On their first contact with the sangha, most Westerners tend to see little reason for the disciplinary rules; they regard them as quaint holdovers from ancient Indian prejudices. When, however, they come to see these rules in the context of the economy of gifts, they too become advocates of the rules. The arrangement may limit the freedom of the monastics in certain ways, but it means that the lay supporters take an active interest in how the monastic lives—a useful safeguard to make sure that teachers walk their talk. This ensures that the practice remains a communal concern. As the Buddha said,
Monks, householders are very helpful to you, as they provide you with the requisites of robes, almsfood, lodgings, and medicine. And you, monks, are very helpful to householders, as you teach them the dharma admirable in the beginning, admirable in the middle, and admirable in the end, as you expound the holy life both in its particulars and in its essence, entirely complete, surpassingly pure. In this way the holy life is lived in mutual dependence, for the purpose of crossing over the flood, for making a right end to suffering and stress.

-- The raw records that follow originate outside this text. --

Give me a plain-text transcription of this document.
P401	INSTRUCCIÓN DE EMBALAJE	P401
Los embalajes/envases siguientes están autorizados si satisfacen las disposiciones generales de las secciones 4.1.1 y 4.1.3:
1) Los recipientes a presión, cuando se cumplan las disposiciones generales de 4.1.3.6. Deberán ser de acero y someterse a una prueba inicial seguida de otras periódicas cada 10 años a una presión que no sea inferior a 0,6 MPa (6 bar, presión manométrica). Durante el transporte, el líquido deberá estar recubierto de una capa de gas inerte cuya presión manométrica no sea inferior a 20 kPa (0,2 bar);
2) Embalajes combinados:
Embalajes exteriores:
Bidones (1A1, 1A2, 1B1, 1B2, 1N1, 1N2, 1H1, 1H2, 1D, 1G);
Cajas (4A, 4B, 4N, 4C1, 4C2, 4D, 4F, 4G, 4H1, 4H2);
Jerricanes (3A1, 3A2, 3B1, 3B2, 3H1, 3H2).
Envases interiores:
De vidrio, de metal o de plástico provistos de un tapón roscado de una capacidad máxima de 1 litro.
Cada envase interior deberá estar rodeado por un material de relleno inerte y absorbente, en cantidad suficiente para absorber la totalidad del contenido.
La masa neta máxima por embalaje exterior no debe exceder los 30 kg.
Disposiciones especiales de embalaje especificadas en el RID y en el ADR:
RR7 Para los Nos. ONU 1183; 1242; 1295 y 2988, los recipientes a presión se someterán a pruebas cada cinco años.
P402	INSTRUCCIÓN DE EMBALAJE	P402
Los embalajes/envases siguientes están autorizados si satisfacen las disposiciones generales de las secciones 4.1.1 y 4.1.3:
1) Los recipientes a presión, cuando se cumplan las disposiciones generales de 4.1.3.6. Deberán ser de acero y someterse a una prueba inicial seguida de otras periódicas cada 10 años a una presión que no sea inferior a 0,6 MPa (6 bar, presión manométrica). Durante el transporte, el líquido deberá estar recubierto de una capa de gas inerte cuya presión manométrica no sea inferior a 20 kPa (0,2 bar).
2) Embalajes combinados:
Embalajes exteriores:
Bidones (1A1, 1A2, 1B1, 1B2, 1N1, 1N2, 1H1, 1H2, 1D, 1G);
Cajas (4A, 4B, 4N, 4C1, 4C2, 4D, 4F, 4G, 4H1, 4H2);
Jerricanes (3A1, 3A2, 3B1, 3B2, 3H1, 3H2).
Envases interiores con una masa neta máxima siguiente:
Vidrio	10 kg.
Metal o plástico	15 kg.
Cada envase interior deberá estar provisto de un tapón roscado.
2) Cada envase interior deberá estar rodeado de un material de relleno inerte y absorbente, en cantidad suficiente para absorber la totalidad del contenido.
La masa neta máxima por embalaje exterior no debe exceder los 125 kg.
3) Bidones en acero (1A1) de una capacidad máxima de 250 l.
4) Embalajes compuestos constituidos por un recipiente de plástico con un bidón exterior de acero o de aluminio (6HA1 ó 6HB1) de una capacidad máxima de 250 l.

By its very nature, the economy of gifts is something of a hothouse creation that requires careful nurture and a sensitive discernment of its benefits. I find it amazing that such an economy has lasted for more than 2,600 years. It will never be more than an alternative to the dominant monetary economy, largely because its rewards are so intangible and require so much patience, trust, and discipline in order to appreciate them. But then, there is no way that the dharma can survive as a living principle unless it can be offered and received as a gift, in an atmosphere where mutual compassion and concern are the medium of exchange, and purity of heart is the bottom line.